2021年6月に読んだ本
進化思考/太刀川英輔
もし学校に「創造」っていう科目の授業があったら教科書になるだろうってほど充実した内容だった。技術や道具の進化と生物の進化を「創造性の進化」にクロスオーバーさせながら紹介していて、ひとつひとつ面白く、同じ章を何度もくり返し読んだりした。
海をあげる/上間陽子
普段はあまり意識していないが自分の中にも確実にある「怒り」に否応無しに共振してくるので読むのが辛かった。というよりちゃんと受けとめられずに辛かった。
考えの整頓 ベンチの足/佐藤雅彦
認知症になりかけている母親を前に「なぞなぞ」をだして笑わせるくだりには感動した。「人間は何を持って、人間なのか。哲学的でもあり、答え方も沢山あるような無いような、そんな問いである。しかし、もうはっきり言ってしまおう。それは笑いである」と結ぶ強さもあり、一冊の中でもとびぬけた話がいくつかあって心うたれた。
物語のものがたり/梨木香歩
「あとがきにかえて」の文章がとても素敵だったので感想の代わりに一部抜粋。梨木さんはいつだって最高。

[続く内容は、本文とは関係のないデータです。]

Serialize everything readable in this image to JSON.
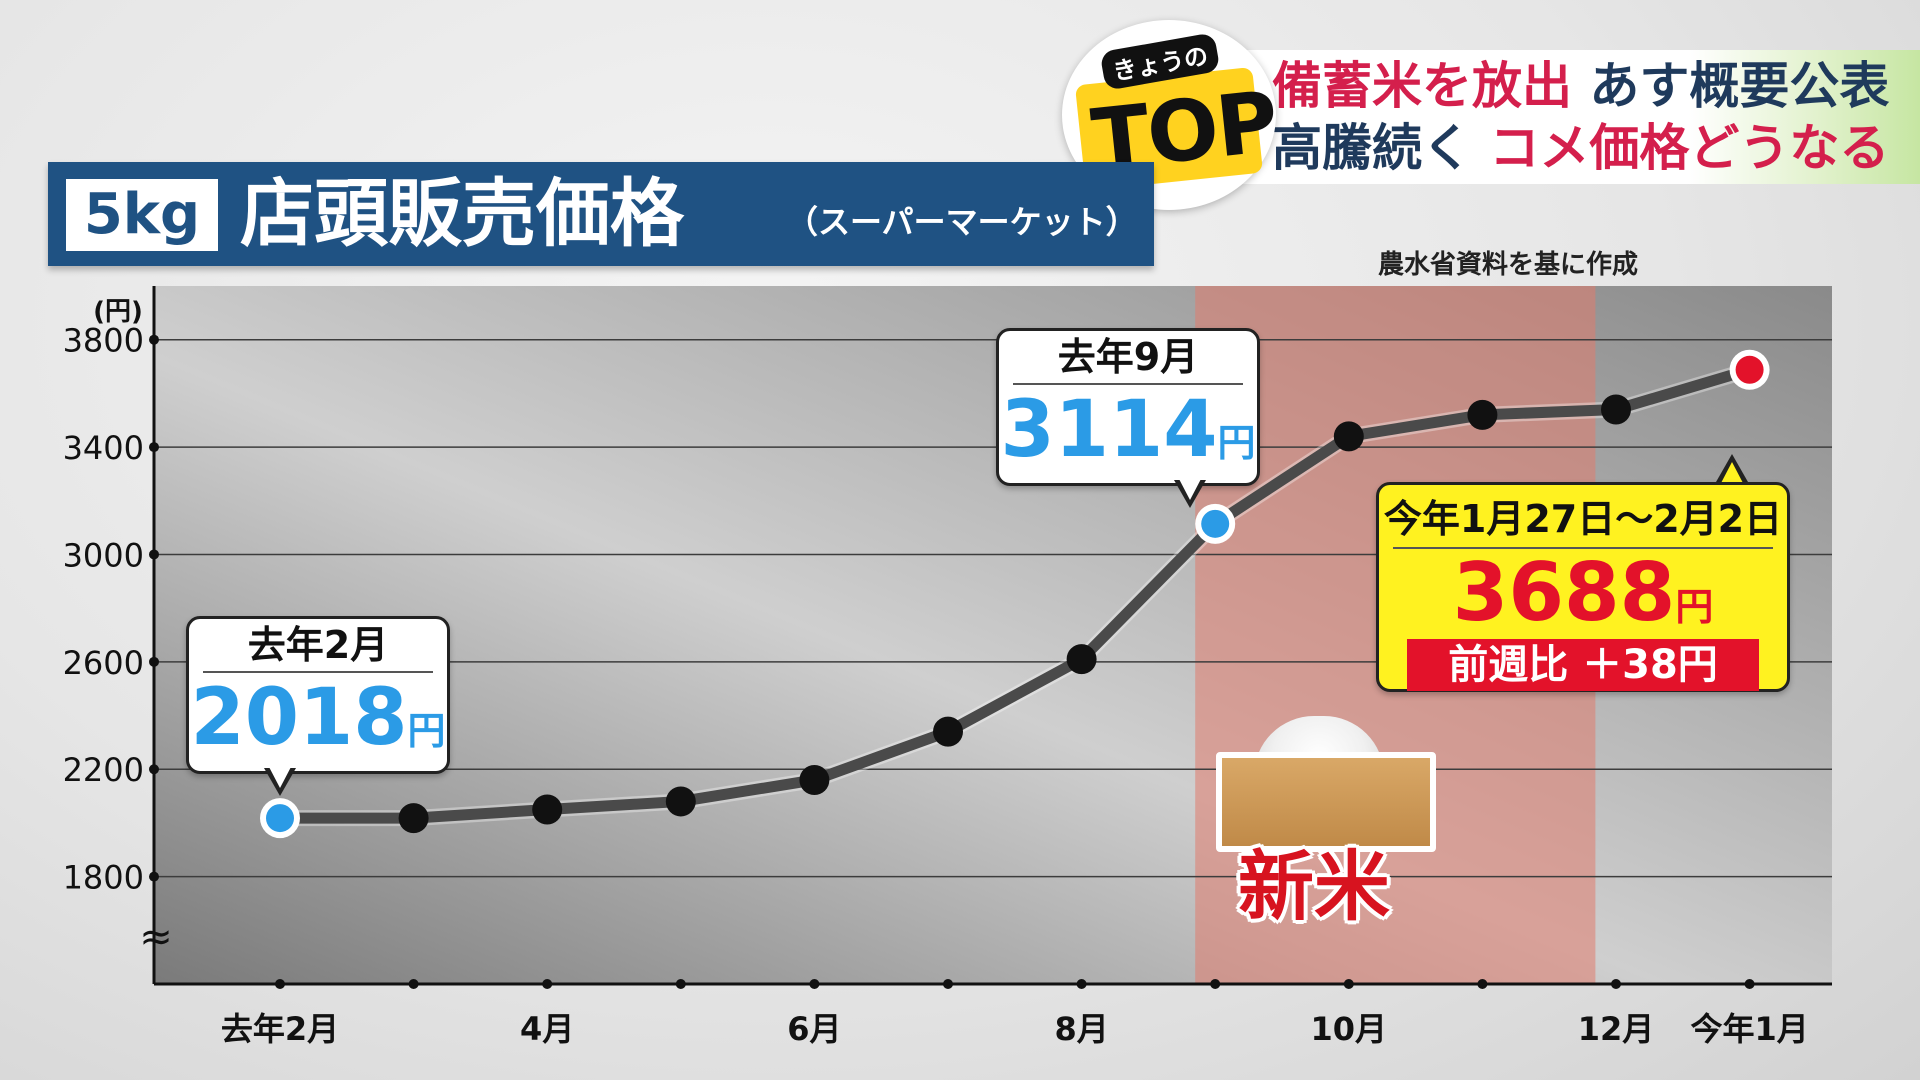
{
  "headline": {
    "line1_red": "備蓄米を放出",
    "line1_navy": "あす概要公表",
    "line2_navy": "高騰続く",
    "line2_red": "コメ価格どうなる"
  },
  "badge": {
    "kyou": "きょうの",
    "top": "TOP"
  },
  "title": {
    "unit": "5kg",
    "main": "店頭販売価格",
    "sub": "（スーパーマーケット）"
  },
  "source_note": "農水省資料を基に作成",
  "callouts": {
    "feb": {
      "period": "去年2月",
      "price": "2018",
      "unit": "円"
    },
    "sep": {
      "period": "去年9月",
      "price": "3114",
      "unit": "円"
    },
    "latest": {
      "period": "今年1月27日～2月2日",
      "price": "3688",
      "unit": "円",
      "change": "前週比 ＋38円"
    }
  },
  "new_rice_label": "新米",
  "colors": {
    "line": "#4a4a4a",
    "point": "#111111",
    "highlight_point": "#2b9be6",
    "latest_point": "#e3122a",
    "new_rice_band": "#e07b6d",
    "title_bar": "#1f5283"
  },
  "chart_data": {
    "type": "line",
    "ylabel": "(円)",
    "ylim": [
      1400,
      4000
    ],
    "y_ticks": [
      "1800",
      "2200",
      "2600",
      "3000",
      "3400",
      "3800"
    ],
    "y_break": "≈",
    "x_labels": [
      "去年2月",
      "",
      "4月",
      "",
      "6月",
      "",
      "8月",
      "",
      "10月",
      "",
      "12月",
      "今年1月"
    ],
    "series": [
      {
        "values": [
          2018,
          2018,
          2050,
          2080,
          2160,
          2340,
          2610,
          3114,
          3440,
          3520,
          3540,
          3688
        ]
      }
    ],
    "highlight_indices": [
      0,
      7
    ],
    "latest_index": 11,
    "new_rice_band": [
      7,
      9
    ],
    "grid": true
  }
}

いつの頃からか、私はファンタジーという言葉を使わないようになった。自分がものを書く上で一番大切に思っていることは、人間性の奥深く、森羅万象とリンクするような普通の流れがあるところまで、当の書き手を含む、読者を導いていくような「何か」であり、その「何か」はかえってさりげなく差し出したほうが、「普通の流れ」を見つけやすく、そして自分の性にも合っているような気がしたのだった。
果報者ササル/ジョン・バージャー
後半は難解というか、よく意味が分からない文章になっているように思える。ジョン・バージャーが田舎の医師の観察を通して、どのようなことをひきだしていくのかという点に興味があったがいまひとつ読みきれなかった。
南総里見八犬伝/曲亭馬琴
日本文学史上最大の長編小説らしい。完全翻訳も未だ出ていないらしい。だけど物語の筋はもともと自分にとってはどうでもよく、とにかく文章のテンポ・リズム感が素晴らしく、この小説を読んだあと七五調に収まらない文章がすべて気持ち悪く見えた。
神々は繋がれていない/ケン・リュウ
ケン・リュウ短編傑作集の6巻目。石川慶監督による『Arc』の映画化が楽しみ。ってもう公開されているのか!!
ふすま - 文化のランドスケープ/向井周太郎
ふすまとは「伏す間」つまり寝室に設えるものであるところとか、障子によって「気に障る」つまり、湿気や冷気(またはもののけ)などのケに障れてもらうことにより、その奥の間を守る技術だったところとか、紙と木で作られた日本家屋の魅力を設えから解き明かす一冊。
ジーノの家/内田洋子
痺れた。文字通り、つま先から髪の毛までぐるりと一周超えて背骨に到達するまで痺れた。タイトルにもなっている「ジーノの家」、それから「私がポッジに住んだ訳」「船との別れ」はすごかった。
ミラノの太陽、シチリアの月/内田洋子
ジーノの家の続編にあたる一冊。とにかく良すぎて何も言えない。「鉄道員オズワルド」「海の狼」「シチリアの月と花嫁」どれもすごかった。
旅と料理/細川亜衣
旅も料理も好きなので、旅と料理の本とかないかなと思っていたらドンピシャのタイトルで突然目の前に現れた本。海外旅行に行けるようになったらどこに行こうかと想像しながら一晩に一章読むのが楽しい一冊だった。
ビジネス・フォー・パンクス/ジェームズ・ワット
「死ぬ気でやれ」か「死んでもやるな」のどちらかで基本的に書いてあるので、これ以上ないくらい論旨明快。クラフトビール飲みたくなるね。